It seems that the current queue implementation in Akka uses this algorithm. It took me some time to understand how it works, and there are a few interesting things:
First, this queue is wait-free for push() and pop() operations.
The push() function does one XCHG and one store with release barrier, and no retries are needed.
The pop() function does stores, and that's it.
It's true that this queue is single-consumer only, but you should try to come up with a MPSC queue that is wait-free (or even lock-free) to see how hard it is. Yep, it's hard, and this guy did it, so I'm definitely impressed, and so should you!
Just to give it some perspective, the typical Michael & Scott queue which is implemented in Java's ConcurrentLinkedQueue, needs at least two CAS to insert a new node... both of which may fail and will have to be retried.

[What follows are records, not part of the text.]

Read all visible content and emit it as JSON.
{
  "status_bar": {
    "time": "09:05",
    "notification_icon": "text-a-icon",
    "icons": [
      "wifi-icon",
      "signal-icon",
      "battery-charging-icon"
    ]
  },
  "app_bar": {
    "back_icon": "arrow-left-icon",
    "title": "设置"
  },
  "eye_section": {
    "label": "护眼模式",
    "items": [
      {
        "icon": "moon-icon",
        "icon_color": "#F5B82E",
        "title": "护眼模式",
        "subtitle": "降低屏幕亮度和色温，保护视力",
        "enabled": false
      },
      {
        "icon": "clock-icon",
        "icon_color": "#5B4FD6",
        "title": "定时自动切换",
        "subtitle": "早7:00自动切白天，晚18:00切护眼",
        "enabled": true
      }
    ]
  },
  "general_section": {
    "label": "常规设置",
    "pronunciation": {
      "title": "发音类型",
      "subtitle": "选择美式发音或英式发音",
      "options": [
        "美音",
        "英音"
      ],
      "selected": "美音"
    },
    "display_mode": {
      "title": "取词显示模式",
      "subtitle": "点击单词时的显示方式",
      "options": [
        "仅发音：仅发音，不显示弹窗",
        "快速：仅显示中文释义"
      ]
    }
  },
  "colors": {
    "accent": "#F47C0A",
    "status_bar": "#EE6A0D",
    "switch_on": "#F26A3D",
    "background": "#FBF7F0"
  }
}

The disadvantage is, that this queue is not linearizable. In fact, it's not even sequentially consistent, or weakly consistent, or even has an happens-before relation between calls of push() and pop(). It's consistency model is serializable.
As surprising as it may seem, this is enough to get the actor model properly working and passing messages from actor to actor. I'm guessing this happens because each actor needs to see the received messages in FIFO order, but it is ok to not see those messages immediately.
It's the joy of distributed systems :)
After some comments (thanks Nitsan!) I realized that some details of this post were a bit confusing, namely, there are two variants of this MPSC queue and they have a slightly different pop().
In the implementation by Vyukov the pop()'s Progress Condition is Lock-Free and its Consistency Model is Serializable.
In the implementation in Akka, the pop()'s Progress Condition is Blocking, but its Consistency Model is Linearizable.
The Akka implementation is Blocking because it may spin eternally if the thread inserting the node blocks/crashes/sleeps before setting the next of the previous node, but Linearizability is a much stronger consistency model than Serializability, so it's a trade-off (both implementation are correct).